I have a function which calculates arithmetic mean of variable parameter list. It has one positional parameter and rest variable parameter. So the code is shown below.

def mean(x, *l):
  sum = x
  for i in l:
     sum += i
  return sum / (1.0 + len(l))

Now I define a list containing var arguments

z = [1,2,3,4]

Now I call my function

mean(*z) which prints 2.5 which is correct.

So what happened here? My understanding is when I did *z it unpacked the list z. But then how it picked the 1st positional parameter from the list and kept the rest of the list intact to get the length of 'l' as defined in the function mean. Did it unpack list z just to extract the 1st element from z then keeping rest of z as it is? If that can be done with a list then how?

Also, If I call the function with z alone as argument, it throws error

ari_mean(z) Traceback (most recent call last): File "", line 1, in File "", line 5, in ari_mean TypeError: unsupported operand type(s) for /: 'list' and 'float'

Thanks.

Answer 1

When you call mean(*z) , you are correct in that Python unpacks z , which means that your function call is equivalent (in this case), to calling mean(1, 2, 3, 4)

Now, on to the second part of your question:

Did it unpack list z just to extract the 1st element from z then keeping rest of z as it is?

Not really. First, z was unpacked and each argument passed in separately (as mentioned above). So now you have we look at the definition of mean: def mean(x, *l): . This definition is expecting at least one positional argument ( x ), and than any number of extra arguments . So, because your initial call of mean(*z) got turned into mean(1, 2, 3, 4) , then inside your mean , x is equal to 1 and *l becomes the tuple (2, 3, 4) .

Also, If I call the function with z alone as argument, it throws error

If you just call the function with z alone ( mean(z) ), then, going back to your function definition, x will be the list [1,2,3,4] and l will be an empty tuple.
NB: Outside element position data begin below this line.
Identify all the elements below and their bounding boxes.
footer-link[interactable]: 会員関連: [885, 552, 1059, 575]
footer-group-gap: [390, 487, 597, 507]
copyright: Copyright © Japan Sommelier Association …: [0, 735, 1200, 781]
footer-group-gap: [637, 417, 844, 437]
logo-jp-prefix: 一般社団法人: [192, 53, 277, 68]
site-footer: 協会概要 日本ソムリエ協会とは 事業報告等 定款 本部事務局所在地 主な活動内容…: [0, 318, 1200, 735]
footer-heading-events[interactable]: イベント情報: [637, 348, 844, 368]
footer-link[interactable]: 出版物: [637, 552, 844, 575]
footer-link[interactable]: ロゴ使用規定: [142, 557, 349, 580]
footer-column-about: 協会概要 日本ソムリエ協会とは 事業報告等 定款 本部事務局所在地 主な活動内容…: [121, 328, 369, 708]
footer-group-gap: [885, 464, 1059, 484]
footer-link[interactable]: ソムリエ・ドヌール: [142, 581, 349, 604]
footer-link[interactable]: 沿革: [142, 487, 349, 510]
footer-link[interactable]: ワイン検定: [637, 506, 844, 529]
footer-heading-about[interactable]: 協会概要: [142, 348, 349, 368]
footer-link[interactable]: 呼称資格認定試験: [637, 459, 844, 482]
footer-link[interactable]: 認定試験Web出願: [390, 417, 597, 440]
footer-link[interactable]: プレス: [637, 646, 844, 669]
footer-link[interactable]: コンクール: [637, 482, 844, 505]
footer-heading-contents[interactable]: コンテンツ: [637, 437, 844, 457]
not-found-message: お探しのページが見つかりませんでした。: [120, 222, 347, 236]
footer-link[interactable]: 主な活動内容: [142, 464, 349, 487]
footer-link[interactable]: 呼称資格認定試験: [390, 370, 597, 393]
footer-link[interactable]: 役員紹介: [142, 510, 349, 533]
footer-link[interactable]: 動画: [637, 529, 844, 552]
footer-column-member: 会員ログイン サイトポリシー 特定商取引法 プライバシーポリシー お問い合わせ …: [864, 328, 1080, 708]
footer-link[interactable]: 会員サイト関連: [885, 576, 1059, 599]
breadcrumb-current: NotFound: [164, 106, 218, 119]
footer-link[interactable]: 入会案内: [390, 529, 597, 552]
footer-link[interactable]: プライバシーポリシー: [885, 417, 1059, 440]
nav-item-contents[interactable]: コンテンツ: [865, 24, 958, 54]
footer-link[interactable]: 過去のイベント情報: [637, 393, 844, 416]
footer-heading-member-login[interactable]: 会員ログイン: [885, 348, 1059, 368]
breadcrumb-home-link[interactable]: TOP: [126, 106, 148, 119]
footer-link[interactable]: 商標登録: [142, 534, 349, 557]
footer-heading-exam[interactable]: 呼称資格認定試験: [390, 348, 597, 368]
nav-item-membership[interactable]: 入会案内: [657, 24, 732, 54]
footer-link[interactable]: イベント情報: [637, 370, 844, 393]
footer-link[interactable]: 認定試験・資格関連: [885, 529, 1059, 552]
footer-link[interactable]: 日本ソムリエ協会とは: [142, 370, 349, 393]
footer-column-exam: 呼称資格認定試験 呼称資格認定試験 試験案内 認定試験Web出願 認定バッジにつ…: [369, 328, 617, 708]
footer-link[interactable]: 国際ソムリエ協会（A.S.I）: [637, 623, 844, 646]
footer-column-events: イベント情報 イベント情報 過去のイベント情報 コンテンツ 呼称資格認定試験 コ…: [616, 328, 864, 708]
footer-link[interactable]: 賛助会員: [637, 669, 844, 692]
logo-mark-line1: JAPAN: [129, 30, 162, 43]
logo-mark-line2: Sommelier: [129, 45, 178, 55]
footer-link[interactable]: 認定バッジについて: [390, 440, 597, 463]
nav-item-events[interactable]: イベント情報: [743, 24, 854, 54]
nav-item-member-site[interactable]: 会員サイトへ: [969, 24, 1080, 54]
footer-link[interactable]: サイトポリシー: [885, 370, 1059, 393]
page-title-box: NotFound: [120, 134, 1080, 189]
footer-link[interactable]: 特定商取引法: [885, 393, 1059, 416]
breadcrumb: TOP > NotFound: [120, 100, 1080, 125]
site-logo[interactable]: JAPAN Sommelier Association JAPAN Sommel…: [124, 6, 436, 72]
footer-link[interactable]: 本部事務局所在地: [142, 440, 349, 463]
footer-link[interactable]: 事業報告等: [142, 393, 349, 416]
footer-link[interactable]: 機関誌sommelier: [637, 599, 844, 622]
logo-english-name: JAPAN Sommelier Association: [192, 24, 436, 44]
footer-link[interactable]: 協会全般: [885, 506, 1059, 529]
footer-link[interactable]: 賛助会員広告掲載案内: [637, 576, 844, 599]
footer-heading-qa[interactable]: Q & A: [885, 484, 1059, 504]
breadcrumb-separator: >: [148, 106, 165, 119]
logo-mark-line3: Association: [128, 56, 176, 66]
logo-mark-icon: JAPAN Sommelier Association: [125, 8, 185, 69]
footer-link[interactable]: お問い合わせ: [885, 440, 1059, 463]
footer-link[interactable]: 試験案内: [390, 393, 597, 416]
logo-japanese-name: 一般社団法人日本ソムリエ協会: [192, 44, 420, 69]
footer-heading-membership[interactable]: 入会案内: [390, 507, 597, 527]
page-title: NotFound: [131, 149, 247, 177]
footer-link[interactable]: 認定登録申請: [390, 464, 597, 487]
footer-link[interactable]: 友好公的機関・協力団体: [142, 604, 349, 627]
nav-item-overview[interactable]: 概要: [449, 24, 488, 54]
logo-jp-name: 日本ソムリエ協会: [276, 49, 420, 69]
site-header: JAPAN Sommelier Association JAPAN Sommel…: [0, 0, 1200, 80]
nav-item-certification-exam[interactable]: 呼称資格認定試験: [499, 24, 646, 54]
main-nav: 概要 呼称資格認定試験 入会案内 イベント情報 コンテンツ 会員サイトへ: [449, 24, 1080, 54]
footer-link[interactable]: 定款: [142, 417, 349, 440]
Because l is an empty tuple, nothing happens in the for-loop, and you get to the last line, return sum / (1.0 + len(l)) . Now, because x is a list, Python raises an exception because it does not know how to compute [1,2,3,4] / 1.0

Answer 2

Running the code below can show you how it works, the comments present the way the arguments are passed in the function.

def mean(x, *l):
    sum=x
    print("x:",x)
    print("l:",l)
    print("len(l):",len(l))
    for i in l:
        sum += i
    return sum / (1.0+len(l))

z = [1,2,3,4]
print("1st call:")
print("result:",mean(*z))  ##x = z[0] and l=tuple(z[1:])
print("\n\n2nd call:")
print("result:",mean(z))  ##x = z and l = tuple()